Department of Gastroenterology and Hepatology, Osaka University Graduate School of Medicine, Osaka, Japan.
Department of Genetics, Osaka University Graduate School of Medicine, Osaka, Japan.
Hepatology. 2016 Dec;64(6):1994-2014. doi: 10.1002/hep.28820. Epub 2016 Oct 21.
Nonalcoholic fatty liver disease (NAFLD) is the most prevalent liver disease worldwide. It encompasses a spectrum ranging from simple steatosis to fatty liver with hepatocellular injury, termed nonalcoholic steatohepatitis. Recent studies have demonstrated hepatic autophagy being impaired in NAFLD. In the present study, we investigated the impact of Rubicon, a Beclin1-interacting negative regulator for autophagosome-lysosome fusion, in the pathogenesis of NAFLD. In HepG2 cells, BNL-CL2 cells, and murine primary hepatocytes, Rubicon was posttranscriptionally up-regulated by supplementation with saturated fatty acid palmitate. Up-regulation of Rubicon was associated with suppression of the late stage of autophagy, as evidenced by accumulation of both LC3-II and p62 expression levels as well as decreased autophagy flux. Its blockade by small interfering RNA attenuated autophagy impairment and reduced palmitate-induced endoplasmic reticulum stress, apoptosis, and lipid accumulation. Rubicon was also up-regulated in association with autophagy impairment in livers of mice fed a high-fat diet (HFD). Hepatocyte-specific Rubicon knockout mice generated by crossing Rubicon floxed mice with albumin-Cre transgenic mice did not produce any phenotypes on a normal diet. In contrast, on an HFD, they displayed significant improvement of both liver steatosis and injury as well as attenuation of both endoplasmic reticulum stress and autophagy impairment in the liver. In humans, liver tissues obtained from patients with NAFLD expressed significantly higher levels of Rubicon than those without steatosis.
Rubicon is overexpressed and plays a pathogenic role in NAFLD by accelerating hepatocellular lipoapoptosis and lipid accumulation, as well as inhibiting autophagy.

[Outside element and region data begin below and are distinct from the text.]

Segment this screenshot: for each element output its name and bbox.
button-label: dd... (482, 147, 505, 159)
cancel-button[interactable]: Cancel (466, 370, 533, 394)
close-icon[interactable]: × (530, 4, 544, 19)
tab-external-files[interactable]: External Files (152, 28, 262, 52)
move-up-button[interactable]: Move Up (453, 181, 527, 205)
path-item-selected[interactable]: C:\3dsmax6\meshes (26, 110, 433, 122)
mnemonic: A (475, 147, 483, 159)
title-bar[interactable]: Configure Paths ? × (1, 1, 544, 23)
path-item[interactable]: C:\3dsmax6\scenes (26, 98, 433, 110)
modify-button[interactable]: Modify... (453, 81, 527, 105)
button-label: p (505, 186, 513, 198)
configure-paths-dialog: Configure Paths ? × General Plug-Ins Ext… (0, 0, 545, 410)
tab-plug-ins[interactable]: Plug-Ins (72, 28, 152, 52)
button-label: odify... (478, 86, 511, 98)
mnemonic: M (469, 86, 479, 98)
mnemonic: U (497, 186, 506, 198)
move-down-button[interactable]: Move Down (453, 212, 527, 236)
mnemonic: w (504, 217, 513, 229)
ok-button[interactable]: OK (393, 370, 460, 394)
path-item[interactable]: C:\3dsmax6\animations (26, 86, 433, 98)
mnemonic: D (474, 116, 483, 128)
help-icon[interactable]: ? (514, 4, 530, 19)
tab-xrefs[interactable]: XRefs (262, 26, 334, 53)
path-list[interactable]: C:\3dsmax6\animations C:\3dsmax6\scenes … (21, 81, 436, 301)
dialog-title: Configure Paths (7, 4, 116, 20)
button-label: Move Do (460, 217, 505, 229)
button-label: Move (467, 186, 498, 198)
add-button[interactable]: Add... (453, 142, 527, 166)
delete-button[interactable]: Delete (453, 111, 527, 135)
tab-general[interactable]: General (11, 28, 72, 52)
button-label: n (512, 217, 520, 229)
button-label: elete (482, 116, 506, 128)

Rubicon may be a novel therapeutic target for regulating NAFLD development and progression. (Hepatology 2016;64:1994-2014).
非酒精性脂肪性肝病(NAFLD)是全球最常见的肝脏疾病。它包含了一个从单纯脂肪变性到伴有肝细胞损伤的脂肪性肝病的谱,称为非酒精性脂肪性肝炎。最近的研究表明,NAFLD 中存在肝自噬受损。在本研究中,我们研究了 Rubicon(Beclin1 相互作用的自噬体-溶酶体融合的负调控因子)在 NAFLD 发病机制中的作用。在 HepG2 细胞、BNL-CL2 细胞和小鼠原代肝细胞中,饱和脂肪酸棕榈酸补充后 Rubicon 的转录后水平上调。Rubicon 的上调与晚期自噬的抑制有关,这表现为 LC3-II 和 p62 表达水平的积累以及自噬流的减少。其小干扰 RNA 的阻断减弱了自噬的损害,并减少了棕榈酸诱导的内质网应激、凋亡和脂质积累。Rubicon 在高脂饮食喂养的小鼠肝脏中也与自噬损害有关。通过将 Rubicon floxed 小鼠与白蛋白-Cre 转基因小鼠杂交生成的肝细胞特异性 Rubicon 敲除小鼠在正常饮食下没有产生任何表型。相反,在高脂饮食下,它们显示出肝脏脂肪变性和损伤的显著改善,以及内质网应激和自噬损害的减弱。在人类中,从患有 NAFLD 的患者中获得的肝组织表达的 Rubicon 水平明显高于无脂肪变性的患者。
Rubicon 在 NAFLD 中过度表达并发挥致病作用,通过加速肝细胞脂肪凋亡和脂质积累,并抑制自噬。Rubicon 可能是调节 NAFLD 发展和进展的新的治疗靶点。(Hepatology 2016;64:1994-2014)。